I try to compile the CUDA code with dynamic parallelism
__global__ void kernel_parent(int *a, int n, int N){
cudaStream_t s1, s2;
int tid = blockIdx.x * blockDim.x + threadIdx.x;
dim3 block(BLOCKSIZE, 1, 1);
dim3 grid( (n + BLOCKSIZE - 1)/BLOCKSIZE, 1, 1);
kernel_simple<<< grid, block, 0, s1 >>> (a, n, N, n);
}
When I compile the code, I got the following error:
dynamic_parallelism.cu:21:9: error: reference to __global__ function 'kernel_simple' in __global__ function
kernel_simple<<< grid, block, 0, s1 >>> (a, n, N, n);
I assume that the code we’d need to generate for kernel launches on the GPU side is not all that different from what we already do on the host, so making it work should not be particularly hard. That said, I’ve seen virtually no demand for this feature, so it’s not a high priority.
Setup: clang-14, using the above commands by @drcut to compile the program.

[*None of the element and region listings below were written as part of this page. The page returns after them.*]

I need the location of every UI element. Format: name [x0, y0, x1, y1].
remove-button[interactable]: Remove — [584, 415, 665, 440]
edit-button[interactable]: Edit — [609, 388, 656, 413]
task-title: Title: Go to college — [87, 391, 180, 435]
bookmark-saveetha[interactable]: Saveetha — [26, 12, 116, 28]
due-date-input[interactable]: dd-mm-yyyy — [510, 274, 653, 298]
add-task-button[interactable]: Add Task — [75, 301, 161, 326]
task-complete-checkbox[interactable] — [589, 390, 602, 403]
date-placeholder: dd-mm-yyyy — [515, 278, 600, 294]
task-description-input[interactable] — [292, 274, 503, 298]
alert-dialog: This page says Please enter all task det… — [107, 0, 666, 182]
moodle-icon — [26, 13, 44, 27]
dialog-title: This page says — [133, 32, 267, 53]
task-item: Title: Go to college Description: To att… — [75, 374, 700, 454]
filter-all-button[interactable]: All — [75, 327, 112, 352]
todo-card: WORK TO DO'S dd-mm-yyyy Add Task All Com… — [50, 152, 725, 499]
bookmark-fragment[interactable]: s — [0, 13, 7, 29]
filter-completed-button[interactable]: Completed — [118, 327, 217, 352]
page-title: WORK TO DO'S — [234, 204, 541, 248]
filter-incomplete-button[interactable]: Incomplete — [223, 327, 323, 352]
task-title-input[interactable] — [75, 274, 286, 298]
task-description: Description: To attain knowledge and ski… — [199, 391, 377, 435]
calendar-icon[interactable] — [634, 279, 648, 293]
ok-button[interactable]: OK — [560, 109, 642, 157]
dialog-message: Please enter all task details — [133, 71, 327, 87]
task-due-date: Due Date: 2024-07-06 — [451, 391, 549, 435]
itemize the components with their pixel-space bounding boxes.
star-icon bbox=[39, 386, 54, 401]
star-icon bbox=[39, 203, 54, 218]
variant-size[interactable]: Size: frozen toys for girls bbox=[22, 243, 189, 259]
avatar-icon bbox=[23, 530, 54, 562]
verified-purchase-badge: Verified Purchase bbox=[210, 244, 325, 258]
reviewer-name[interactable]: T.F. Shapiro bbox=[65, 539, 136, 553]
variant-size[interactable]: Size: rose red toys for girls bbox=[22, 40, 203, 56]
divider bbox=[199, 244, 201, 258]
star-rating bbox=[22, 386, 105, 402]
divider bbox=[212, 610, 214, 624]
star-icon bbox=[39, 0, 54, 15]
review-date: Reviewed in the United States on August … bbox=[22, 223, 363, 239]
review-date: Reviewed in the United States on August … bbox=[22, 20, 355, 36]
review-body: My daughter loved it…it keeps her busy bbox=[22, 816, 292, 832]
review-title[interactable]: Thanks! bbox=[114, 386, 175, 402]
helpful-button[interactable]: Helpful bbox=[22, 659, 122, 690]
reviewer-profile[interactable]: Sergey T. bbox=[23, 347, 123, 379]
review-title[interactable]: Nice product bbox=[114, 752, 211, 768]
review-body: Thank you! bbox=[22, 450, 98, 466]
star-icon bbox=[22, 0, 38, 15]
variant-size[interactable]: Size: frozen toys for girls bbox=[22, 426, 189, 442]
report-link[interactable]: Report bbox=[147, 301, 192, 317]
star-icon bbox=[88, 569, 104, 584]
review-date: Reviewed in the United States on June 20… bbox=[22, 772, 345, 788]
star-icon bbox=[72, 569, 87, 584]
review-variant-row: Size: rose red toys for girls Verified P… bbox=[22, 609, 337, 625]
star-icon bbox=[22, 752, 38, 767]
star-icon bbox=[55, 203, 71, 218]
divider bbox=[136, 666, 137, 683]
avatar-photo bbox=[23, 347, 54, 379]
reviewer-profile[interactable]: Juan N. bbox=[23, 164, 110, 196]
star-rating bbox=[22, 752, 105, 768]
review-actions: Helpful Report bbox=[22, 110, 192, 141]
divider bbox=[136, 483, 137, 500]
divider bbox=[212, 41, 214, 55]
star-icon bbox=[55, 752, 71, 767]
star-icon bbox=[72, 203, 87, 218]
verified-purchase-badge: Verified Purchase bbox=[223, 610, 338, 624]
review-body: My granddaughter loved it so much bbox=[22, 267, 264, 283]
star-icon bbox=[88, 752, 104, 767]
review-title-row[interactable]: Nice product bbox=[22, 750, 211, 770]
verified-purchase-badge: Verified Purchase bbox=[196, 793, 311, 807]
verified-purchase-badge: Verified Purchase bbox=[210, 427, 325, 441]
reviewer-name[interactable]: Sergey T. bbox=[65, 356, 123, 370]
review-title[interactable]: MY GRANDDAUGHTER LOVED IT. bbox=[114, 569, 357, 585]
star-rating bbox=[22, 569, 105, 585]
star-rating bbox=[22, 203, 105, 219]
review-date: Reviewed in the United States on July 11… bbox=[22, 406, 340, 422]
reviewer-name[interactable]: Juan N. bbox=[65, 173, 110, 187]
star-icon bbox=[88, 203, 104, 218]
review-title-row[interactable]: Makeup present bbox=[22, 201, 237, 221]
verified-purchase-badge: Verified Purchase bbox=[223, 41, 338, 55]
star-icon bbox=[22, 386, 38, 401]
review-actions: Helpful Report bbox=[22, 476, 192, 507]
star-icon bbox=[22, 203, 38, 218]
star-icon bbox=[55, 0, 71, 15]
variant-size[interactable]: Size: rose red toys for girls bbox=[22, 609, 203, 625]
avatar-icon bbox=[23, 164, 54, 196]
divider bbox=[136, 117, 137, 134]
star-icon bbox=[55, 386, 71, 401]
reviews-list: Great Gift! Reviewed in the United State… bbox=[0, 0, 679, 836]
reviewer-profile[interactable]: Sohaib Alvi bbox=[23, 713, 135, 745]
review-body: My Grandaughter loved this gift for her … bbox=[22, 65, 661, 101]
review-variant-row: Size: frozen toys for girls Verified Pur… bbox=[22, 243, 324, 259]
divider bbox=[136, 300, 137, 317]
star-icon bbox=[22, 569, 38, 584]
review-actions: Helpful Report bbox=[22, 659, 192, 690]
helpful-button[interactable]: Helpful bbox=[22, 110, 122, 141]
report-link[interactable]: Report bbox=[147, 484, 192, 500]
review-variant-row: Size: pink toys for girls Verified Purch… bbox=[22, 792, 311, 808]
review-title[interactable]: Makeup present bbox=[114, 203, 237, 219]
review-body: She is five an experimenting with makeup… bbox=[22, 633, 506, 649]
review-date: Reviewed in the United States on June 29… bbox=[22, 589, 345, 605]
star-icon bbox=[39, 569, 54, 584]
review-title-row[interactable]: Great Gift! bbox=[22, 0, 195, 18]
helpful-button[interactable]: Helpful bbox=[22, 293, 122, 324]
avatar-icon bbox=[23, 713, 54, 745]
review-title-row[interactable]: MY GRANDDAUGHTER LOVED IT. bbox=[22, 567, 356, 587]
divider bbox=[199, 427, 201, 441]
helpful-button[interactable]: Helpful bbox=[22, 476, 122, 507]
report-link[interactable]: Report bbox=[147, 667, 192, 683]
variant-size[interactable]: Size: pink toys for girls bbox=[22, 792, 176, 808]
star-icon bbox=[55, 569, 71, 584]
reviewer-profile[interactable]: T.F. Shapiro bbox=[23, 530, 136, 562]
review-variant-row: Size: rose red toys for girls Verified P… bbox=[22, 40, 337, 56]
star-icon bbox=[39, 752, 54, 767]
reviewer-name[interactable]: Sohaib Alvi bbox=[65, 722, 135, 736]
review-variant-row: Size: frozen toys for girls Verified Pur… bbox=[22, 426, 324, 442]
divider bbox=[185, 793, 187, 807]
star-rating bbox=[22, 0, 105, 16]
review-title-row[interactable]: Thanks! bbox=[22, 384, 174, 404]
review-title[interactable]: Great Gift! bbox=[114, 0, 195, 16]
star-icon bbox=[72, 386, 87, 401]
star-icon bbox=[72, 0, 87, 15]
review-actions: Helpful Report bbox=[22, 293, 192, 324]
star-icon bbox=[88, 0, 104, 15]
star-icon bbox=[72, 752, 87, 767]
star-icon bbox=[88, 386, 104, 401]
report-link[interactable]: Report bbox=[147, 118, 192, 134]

I am new to clang, and trying to get a hang of it. I wanted to compile some CUDA programs that have dynamic parallelism so that I can do changes using LLVM IR.
In case of dynamic parallelism, the “<<<>>>” gets lowered to few API calls, cudaGetParameterBuffer and cudaLaunchDevice.
cudaLaunchDevice takes a function pointer of a global function (kernel_simple in above example).
I manually converted the <<<>>> syntax to the above API calls, but got the same error — clang does not allow even referring the pointers.
Say, if this error was disabled, is the NVPTX backend capable of generating valid PTX code?
Can you provide pointers where I can start taking a look (at source code), to see what is present to support hose-side launches?